Following the 01_dataframe.ipynb in dask-tutorial. I want to use two separate computers to do the job. One is the scheduler and the other is worker.
I successfully make the worker connect to the scheduler. And run the tutorial on the scheduler. the following code is:
The error shows: FileNotFoundError: [Errno 2] No such file or directory: '[/media/lk/lksgcc/lk_git/1_BigData/dask-tutorial/data/nycflights/1999.csv](https://file+.vscode-resource.vscode-cdn.net/media/lk/lksgcc/lk_git/1_BigData/dask-tutorial/data/nycflights/1999.csv)
This means the data in the worker computer is not identified.

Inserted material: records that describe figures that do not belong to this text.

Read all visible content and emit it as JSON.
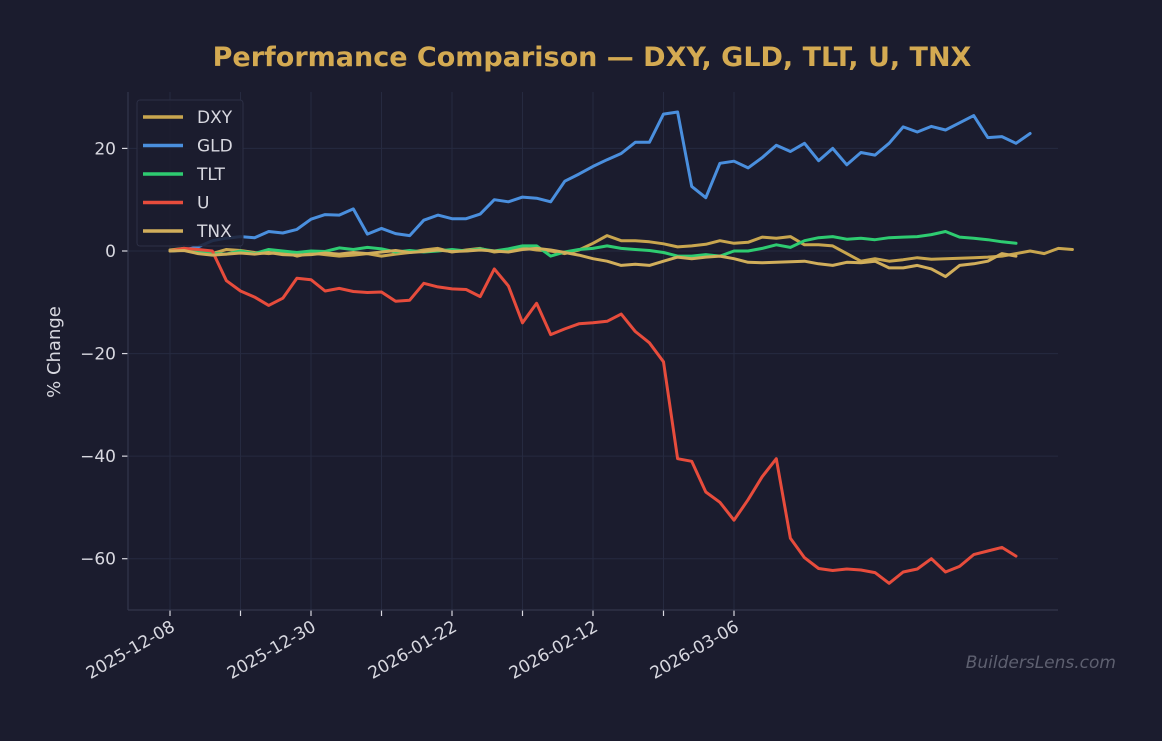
{
  "colors": {
    "background": "#1b1c2e",
    "title": "#d4aa52",
    "text": "#d8d8e0",
    "grid": "#262a40",
    "axis": "#33364c",
    "watermark": "#5e6070"
  },
  "chart_data": {
    "type": "line",
    "title": "Performance Comparison — DXY, GLD, TLT, U, TNX",
    "xlabel": "",
    "ylabel": "% Change",
    "ylim": [
      -70,
      31
    ],
    "yticks": [
      -60,
      -40,
      -20,
      0,
      20
    ],
    "ytick_labels": [
      "−60",
      "−40",
      "−20",
      "0",
      "20"
    ],
    "xticks": [
      {
        "index": 0,
        "label": "2025-12-08"
      },
      {
        "index": 5,
        "label": ""
      },
      {
        "index": 10,
        "label": "2025-12-30"
      },
      {
        "index": 15,
        "label": ""
      },
      {
        "index": 20,
        "label": "2026-01-22"
      },
      {
        "index": 25,
        "label": ""
      },
      {
        "index": 30,
        "label": "2026-02-12"
      },
      {
        "index": 35,
        "label": ""
      },
      {
        "index": 40,
        "label": "2026-03-06"
      }
    ],
    "grid": true,
    "legend_position": "upper-left",
    "watermark": "BuildersLens.com",
    "series": [
      {
        "name": "DXY",
        "color": "#c9a64f",
        "values": [
          0.2,
          0.5,
          -0.2,
          -0.5,
          0.3,
          0.1,
          -0.3,
          -0.5,
          -0.2,
          -1.0,
          -0.4,
          -0.7,
          -1.0,
          -0.8,
          -0.5,
          -1.0,
          -0.6,
          -0.3,
          0.2,
          0.5,
          -0.2,
          0.2,
          0.5,
          -0.2,
          0.1,
          0.6,
          0.2,
          0.0,
          -0.5,
          0.2,
          1.5,
          3.0,
          2.0,
          2.0,
          1.8,
          1.4,
          0.8,
          1.0,
          1.3,
          2.0,
          1.5,
          1.7,
          2.7,
          2.5,
          2.8,
          1.2,
          1.2,
          1.0,
          -0.5,
          -2.0,
          -1.5,
          -2.0,
          -1.7,
          -1.3,
          -1.6,
          -1.5,
          -1.4,
          -1.3,
          -1.2,
          -1.0,
          -0.5,
          0.0,
          -0.5,
          0.5,
          0.3
        ]
      },
      {
        "name": "GLD",
        "color": "#4a8fde",
        "values": [
          0.0,
          0.2,
          0.8,
          2.0,
          2.5,
          2.8,
          2.6,
          3.8,
          3.5,
          4.2,
          6.2,
          7.1,
          7.0,
          8.2,
          3.3,
          4.4,
          3.4,
          3.0,
          6.0,
          7.0,
          6.3,
          6.3,
          7.2,
          10.0,
          9.6,
          10.5,
          10.3,
          9.6,
          13.6,
          15.0,
          16.5,
          17.8,
          19.0,
          21.2,
          21.2,
          26.7,
          27.1,
          12.6,
          10.4,
          17.1,
          17.5,
          16.2,
          18.2,
          20.6,
          19.4,
          21.0,
          17.6,
          20.0,
          16.8,
          19.2,
          18.7,
          21.0,
          24.2,
          23.2,
          24.3,
          23.6,
          25.0,
          26.4,
          22.1,
          22.3,
          21.0,
          22.9
        ]
      },
      {
        "name": "TLT",
        "color": "#2ecc71",
        "values": [
          0.0,
          0.2,
          -0.3,
          -0.5,
          -0.6,
          0.0,
          -0.5,
          0.3,
          0.0,
          -0.3,
          0.0,
          -0.1,
          0.6,
          0.3,
          0.7,
          0.4,
          -0.2,
          0.1,
          -0.2,
          0.0,
          0.3,
          0.0,
          0.4,
          0.0,
          0.4,
          1.0,
          1.0,
          -1.0,
          -0.2,
          0.3,
          0.5,
          1.0,
          0.5,
          0.3,
          0.1,
          -0.3,
          -1.0,
          -1.0,
          -0.7,
          -1.0,
          0.0,
          0.0,
          0.5,
          1.2,
          0.7,
          2.0,
          2.6,
          2.8,
          2.3,
          2.5,
          2.2,
          2.6,
          2.7,
          2.8,
          3.2,
          3.8,
          2.7,
          2.5,
          2.2,
          1.8,
          1.5
        ]
      },
      {
        "name": "U",
        "color": "#e74c3c",
        "values": [
          0.0,
          0.5,
          0.3,
          0.0,
          -5.8,
          -7.8,
          -9.0,
          -10.6,
          -9.2,
          -5.3,
          -5.6,
          -7.8,
          -7.3,
          -7.9,
          -8.1,
          -8.0,
          -9.8,
          -9.6,
          -6.3,
          -7.0,
          -7.4,
          -7.5,
          -8.9,
          -3.5,
          -6.8,
          -14.0,
          -10.2,
          -16.3,
          -15.2,
          -14.2,
          -14.0,
          -13.7,
          -12.3,
          -15.7,
          -17.9,
          -21.6,
          -40.5,
          -41.0,
          -47.0,
          -49.0,
          -52.5,
          -48.5,
          -44.0,
          -40.5,
          -56.0,
          -59.8,
          -61.9,
          -62.3,
          -62.0,
          -62.2,
          -62.7,
          -64.8,
          -62.6,
          -62.0,
          -60.0,
          -62.6,
          -61.5,
          -59.2,
          -58.5,
          -57.8,
          -59.5
        ]
      },
      {
        "name": "TNX",
        "color": "#d1ae5b",
        "values": [
          0.0,
          0.1,
          -0.5,
          -0.8,
          -0.6,
          -0.4,
          -0.6,
          -0.3,
          -0.7,
          -0.8,
          -0.7,
          -0.4,
          -0.6,
          -0.3,
          -0.5,
          -0.2,
          0.1,
          -0.3,
          -0.1,
          0.2,
          -0.1,
          0.0,
          0.2,
          0.0,
          -0.2,
          0.3,
          0.5,
          0.2,
          -0.3,
          -0.8,
          -1.5,
          -2.0,
          -2.8,
          -2.6,
          -2.8,
          -2.0,
          -1.2,
          -1.5,
          -1.2,
          -1.0,
          -1.5,
          -2.2,
          -2.3,
          -2.2,
          -2.1,
          -2.0,
          -2.5,
          -2.8,
          -2.2,
          -2.3,
          -2.0,
          -3.3,
          -3.3,
          -2.8,
          -3.5,
          -5.0,
          -2.8,
          -2.5,
          -2.0,
          -0.5,
          -1.0
        ]
      }
    ]
  }
}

My question is how to set a certain data location for the worker to read in the tutorial?
The data needs to be accessible both from the Client and Worker machine at the same location. So you’ll need to have some shared space among Scheduler of Worker machine for the use case to work.
You can then change this location into the read_csv function call.
Thank you @guillaumeeb
How could I set the shared space and change the location into the read_csv function call?
For example, both Scheduler and worker machine has the data. But they have different absolute path. The absolute path for the Scheduler is /media/lk/lksgcc/lk_git/1_BigData/dask-tutorial/data/nycflights. The absolute path for the Worker machine is /media/lk2/Data/dask-tutorial/data/nycflights. The two path is not the same. So the error in the Worker also shows FileNotFoundError. Can you show me an example?
Thanks.
I guess you’ve seen it, but the location is the first argument to read_csv.
Unfortunately, there is no way I’m aware of to give a different path for Client/Scheduler and Workers. You’ve got to make sure every component of your Dask cluster see the same path.